On Sep 27, 2010, at 7:06 pm, fantasai wrote:

> On 09/27/2010 08:15 AM, Simon Fraser wrote:
>> On Sep 27, 2010, at 2:02 am, fantasai wrote:
>>> On 09/26/2010 11:27 PM, Simon Fraser wrote:
>>>> I've been through about 60% of the HTML4 tests in the 20100917 suite, and have some feedback.
>>>> 
>>>> For pure cleanliness reasons, I suggest that the files in the html4 and xhtml1
>>>> directories are broken into test files and non-test files. I suggest a hierarchy
>>>> like the following:
>>>> 
>>>> [html|xhtml1]/
>>>>            toc.html
>>>>            chapters/
>>>>                     chapter-1.[htm|xht]
>>>>                     ...
>>>>            tests/
>>> 
>>> This should be doable. I am wondering, however, why the chapter tocs are not in
>>> the main directory?
>> 
>> They could be; that would be fine.
> 
> Would it make sense to separate out reftests and selftests into their own
> directories?
> 
> Note we also have tests that are both.

I don't think that's necessary.

>>>> indices: index of the test in the chapters it appears; comma-separated list with
>>>> the same length as chapters (e.g. "134, 12,10").
>>> 
>>> Hmm, this might be difficult.

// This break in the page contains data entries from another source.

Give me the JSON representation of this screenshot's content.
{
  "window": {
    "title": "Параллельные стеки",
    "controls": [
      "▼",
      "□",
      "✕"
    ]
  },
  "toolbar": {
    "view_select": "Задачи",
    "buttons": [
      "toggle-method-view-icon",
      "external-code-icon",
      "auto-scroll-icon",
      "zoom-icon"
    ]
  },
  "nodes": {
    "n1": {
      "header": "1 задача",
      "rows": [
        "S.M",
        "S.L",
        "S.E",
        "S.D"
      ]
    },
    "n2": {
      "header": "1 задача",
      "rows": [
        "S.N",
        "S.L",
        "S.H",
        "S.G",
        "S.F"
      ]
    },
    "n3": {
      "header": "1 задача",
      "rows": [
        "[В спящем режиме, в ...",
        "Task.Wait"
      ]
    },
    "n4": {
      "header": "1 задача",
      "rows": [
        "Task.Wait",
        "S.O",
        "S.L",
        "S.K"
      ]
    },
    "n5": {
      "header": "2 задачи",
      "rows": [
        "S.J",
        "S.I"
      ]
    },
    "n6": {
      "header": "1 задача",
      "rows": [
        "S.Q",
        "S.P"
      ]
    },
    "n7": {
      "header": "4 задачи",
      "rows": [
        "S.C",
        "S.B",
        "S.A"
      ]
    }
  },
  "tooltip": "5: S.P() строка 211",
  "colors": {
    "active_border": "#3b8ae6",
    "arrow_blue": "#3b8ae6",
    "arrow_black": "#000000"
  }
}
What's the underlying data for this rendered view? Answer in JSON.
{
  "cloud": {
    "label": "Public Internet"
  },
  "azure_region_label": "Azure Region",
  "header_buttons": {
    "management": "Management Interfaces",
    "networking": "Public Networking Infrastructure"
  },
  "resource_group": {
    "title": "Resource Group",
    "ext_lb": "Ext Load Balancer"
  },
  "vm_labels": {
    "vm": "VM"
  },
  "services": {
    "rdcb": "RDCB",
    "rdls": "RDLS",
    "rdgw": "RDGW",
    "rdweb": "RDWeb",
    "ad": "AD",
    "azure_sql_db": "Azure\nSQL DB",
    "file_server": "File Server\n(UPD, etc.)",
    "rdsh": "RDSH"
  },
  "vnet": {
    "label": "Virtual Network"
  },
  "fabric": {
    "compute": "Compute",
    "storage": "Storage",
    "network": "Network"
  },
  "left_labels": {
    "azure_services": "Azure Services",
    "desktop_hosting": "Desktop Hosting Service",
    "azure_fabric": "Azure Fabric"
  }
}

Why do you need this information?
>> 
>> My test harness is currently scraping the chapter files to present the testcases
>> in the same order they appear there, since testinfo.data seems to have a random
>> sort order.
>> 
>> It's useful to present tests in order, so that similar tests are grouped, lowering
>> the amount of mental effort for each test.
>> 
>> Perhaps I can just group based on the links info, and the sort by filename
>> within those categories? Is that how the chapter files are organized?
> 
> The best thing to do would be to use the order in the implementation report
> template. That one is sorted by filename first, format name second. This
> is probably the best way to sort it: it's a stable order, very simple to
> determine, groups tests belonging to a series together, and does not have
> duplicates. It will jump around chapters a bit, but tests on a single topic
> tend to belong to the same series.

One reason I used the chapter groupings in my harness (details to come soon)
are that they give a tester targets to work for, and for implementors, it's useful to know
what the weak areas are.

>> Any test that requires special action to test (and therefore cannot be run automatically)
>> should have a flag to indicate this. Are there any other prerequisites of this nature
>> which are not flagged yet?
> 
> I am not sure. I think gsnedders added a flag for 'animated'. And
> as I mentioned there's already one for 'interact'.

I'll let you know if I find any more while testing.